Projet de loi sur l’égalité dans l’héritage, éternelle pomme de discorde
La proposition du projet de loi organique relatif à la fixation des parts égales dans l’héritage « n’a pas de finalité politique et n’est aucunement une tentative d’interférence dans les affaires religieuses comme cela a été relayé », a déclaré hier lundi le député à l’Assemblée des représentants du peuple (ARP) Mehdi Ben Gharbia. Un imbroglio constitutionnel et théologique loin d’être résolu.
Lors d’une conférence de presse à Tunis, le député de l’Alliance démocratique a indiqué lundi 9 mai que la proposition d’adoption du principe de l’égalité dans l’héritage entre les femmes et les hommes renvoie aux principes prévus par la Constitution de la deuxième République plaidant pour l’égalité femme – homme dans les droits et devoirs.

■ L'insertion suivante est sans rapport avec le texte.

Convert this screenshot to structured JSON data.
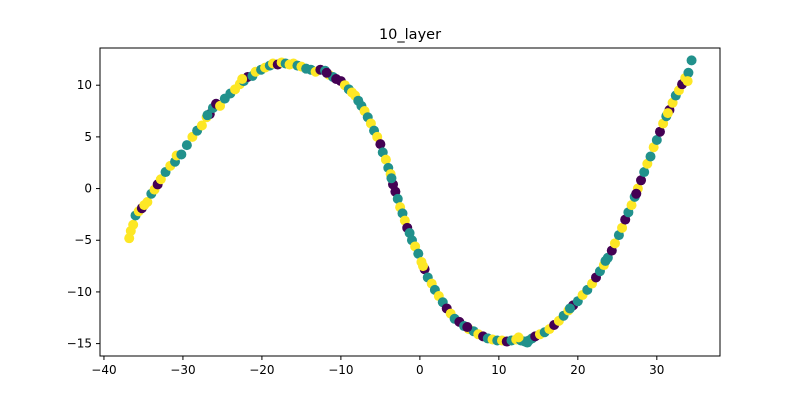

« Facile à dire », rétorquent les détracteurs de la loi, parmi lesquels certains déplorent « une distraction », regrettant un timing inadéquat à l’ouverture d’un tel débat de société, quoique les mouvements féministes revendiquent cette égalité depuis l’époque de Bourguiba.

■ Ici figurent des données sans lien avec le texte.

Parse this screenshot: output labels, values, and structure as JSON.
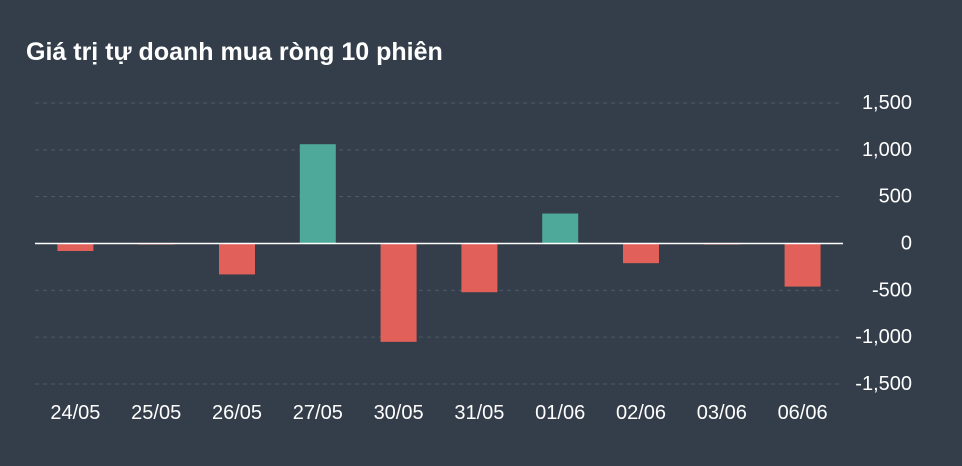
{
  "chart_data": {
    "type": "bar",
    "title": "Giá trị tự doanh mua ròng 10 phiên",
    "categories": [
      "24/05",
      "25/05",
      "26/05",
      "27/05",
      "30/05",
      "31/05",
      "01/06",
      "02/06",
      "03/06",
      "06/06"
    ],
    "values": [
      -80,
      -10,
      -330,
      1060,
      -1050,
      -520,
      320,
      -210,
      -10,
      -460
    ],
    "ylim": [
      -1500,
      1500
    ],
    "yticks": [
      1500,
      1000,
      500,
      0,
      -500,
      -1000,
      -1500
    ],
    "ytick_labels": [
      "1,500",
      "1,000",
      "500",
      "0",
      "-500",
      "-1,000",
      "-1,500"
    ],
    "grid": true,
    "y_axis_side": "right",
    "legend": "none",
    "colors": {
      "positive": "#4fa99a",
      "negative": "#e2605a",
      "background": "#343e4a",
      "grid": "#4f5966",
      "zero_line": "#ffffff",
      "text": "#ffffff"
    }
  }
}
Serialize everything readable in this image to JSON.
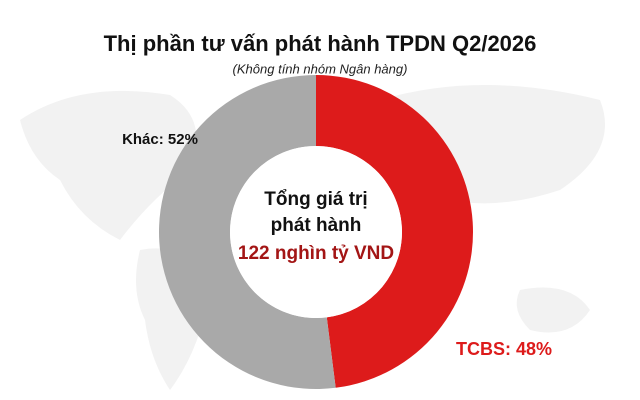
{
  "chart_data": {
    "type": "pie",
    "title": "Thị phần tư vấn phát hành TPDN Q2/2026",
    "subtitle": "(Không tính nhóm Ngân hàng)",
    "center_text": [
      "Tổng giá trị",
      "phát hành",
      "122 nghìn tỷ VND"
    ],
    "values": [
      48,
      52
    ],
    "value_labels": [
      "TCBS: 48%",
      "Khác: 52%"
    ],
    "colors": [
      "#dd1b1b",
      "#a9a9a9"
    ]
  }
}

Invoquant un texte coranique clair à ce propos, ce dernier n’avait pas osé légiférer sur la question, tandis que de nombreux exégètes martèlent que « contrairement aux idées reçues, le Coran prévoit plusieurs scénarios possibles et un système d’héritage adapté en fonction de situations familiales parfois complexes ».
Une demande populaire ?
Ben Gharbia ajoute que son initiative intervient aussi « en réponse à des demandes formulées par des citoyens dans plusieurs régions du pays ».
Selon les résultats d’un sondage effectué autour de ce sujet, 72% des Tunisiens estiment que l’application de cette initiative législative contribuerait à l’amélioration des conditions matérielles des femmes et au renforcement de leur rôle dans les domaines politique, économique et social, a-t-il argumenté, précisant que cette proposition sera présentée, prochainement, au parlement.
Le président de l’Association « Rassemblement des Imams », Mohamed Hentati, a quant à lui estimé dans une déclaration aux médias locaux qu’il faut « empêcher l’adoption de ce projet de loi de manière pacifique et civilisationnelle, à travers le dialogue, car il est contraire aux principes de l’Islam », tout en mettant en doute les chiffres des enquêtes d’opinion.
La Tunisie sera-t-elle le premier pays arabe suffisamment audacieux pour légiférer sur la question ? Autant dire que nous n’en sommes pas encore là, d’autant que le plus grand bloc parlementaire, celui d’Ennahdha, estime via l’élue Yamina Zoghlami qu’il est encore tôt pour en débattre.